With the nourishment and prosperity of Hazara community by the means of Education and literacy as our motto, Australian Hazara Students Group is proud to have organised the very first Australian Hazara Youth Conference, 2009.
From all over the continent, a huge number of participants belonging to various walks of life joined us in this conference where we discussed an array of issues related to Hazaras in Australia and abroad. The conference was attended by a large number of Hazara community members, leaders, representatives from the Immigration Department and Auburn Community Development Network (ACDN), the Mongolian Association, and refugee advocates in Sydney.
The conference - the very first of its kind, featured presentations from the Young Queenslander of the Year 2008, Homa Forotan, and former consultant to the United Nations and World Health Organisation, Dr. William Heartley. Also presenting were Hamed Faizi; a regular writer on Hazara history and culture, Afifa Sarwar; a former journalist in the Norwegian Refugee Council in Afghanistan, and a former Officer for the United Nations Assistant Mission in Afghanistan, and Mosa Gherjestani; former Vice President of Hazara Voice Inc., and the Area Relieving Manager of the Commonwealth Bank of Australia.
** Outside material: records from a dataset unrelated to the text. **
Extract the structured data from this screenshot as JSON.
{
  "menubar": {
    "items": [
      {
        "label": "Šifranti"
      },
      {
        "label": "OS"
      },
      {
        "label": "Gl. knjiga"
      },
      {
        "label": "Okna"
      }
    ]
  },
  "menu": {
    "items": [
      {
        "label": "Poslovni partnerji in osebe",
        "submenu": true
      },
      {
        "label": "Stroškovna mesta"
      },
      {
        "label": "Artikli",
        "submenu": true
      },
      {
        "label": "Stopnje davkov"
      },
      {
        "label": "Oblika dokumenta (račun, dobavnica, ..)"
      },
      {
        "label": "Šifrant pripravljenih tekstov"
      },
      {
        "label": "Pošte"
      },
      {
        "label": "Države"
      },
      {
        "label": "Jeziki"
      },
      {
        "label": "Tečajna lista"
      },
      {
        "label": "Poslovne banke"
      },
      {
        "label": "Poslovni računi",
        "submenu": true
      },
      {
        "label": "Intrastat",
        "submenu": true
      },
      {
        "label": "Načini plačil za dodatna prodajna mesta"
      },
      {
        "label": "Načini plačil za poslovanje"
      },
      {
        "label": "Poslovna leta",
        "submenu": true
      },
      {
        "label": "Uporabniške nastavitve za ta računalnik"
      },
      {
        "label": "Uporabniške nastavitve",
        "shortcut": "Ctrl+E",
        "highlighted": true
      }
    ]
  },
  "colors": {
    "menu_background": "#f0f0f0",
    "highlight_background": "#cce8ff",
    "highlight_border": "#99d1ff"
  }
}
The topics under discussion were;
- The educational awareness in Hazara Youth
- The unity of Hazara students and students unions across Australia
- Roles and responsibilities of our educated professionals and community leaders in relation with educational and social awareness of our youth.
- Integration of newly arrived Hazara migrants into the mainstream Australian society
From the conference we have produced a report that follows, one that we think summarises the key points that were made and lessons that were learnt. Our goal in presenting the conference was to set the foundation stones for a culture of dialogue amongst Hazaras to bond and share their experiences, acknowledge and explore the potentials of youth services as a strategy for social and economic assessment, to identify current issues facing our community, and to extend the hand of help and cooperation that can lead to Hazara unity. We believe we achieved our goal of creating a balanced and informed discussion to illuminate and educate.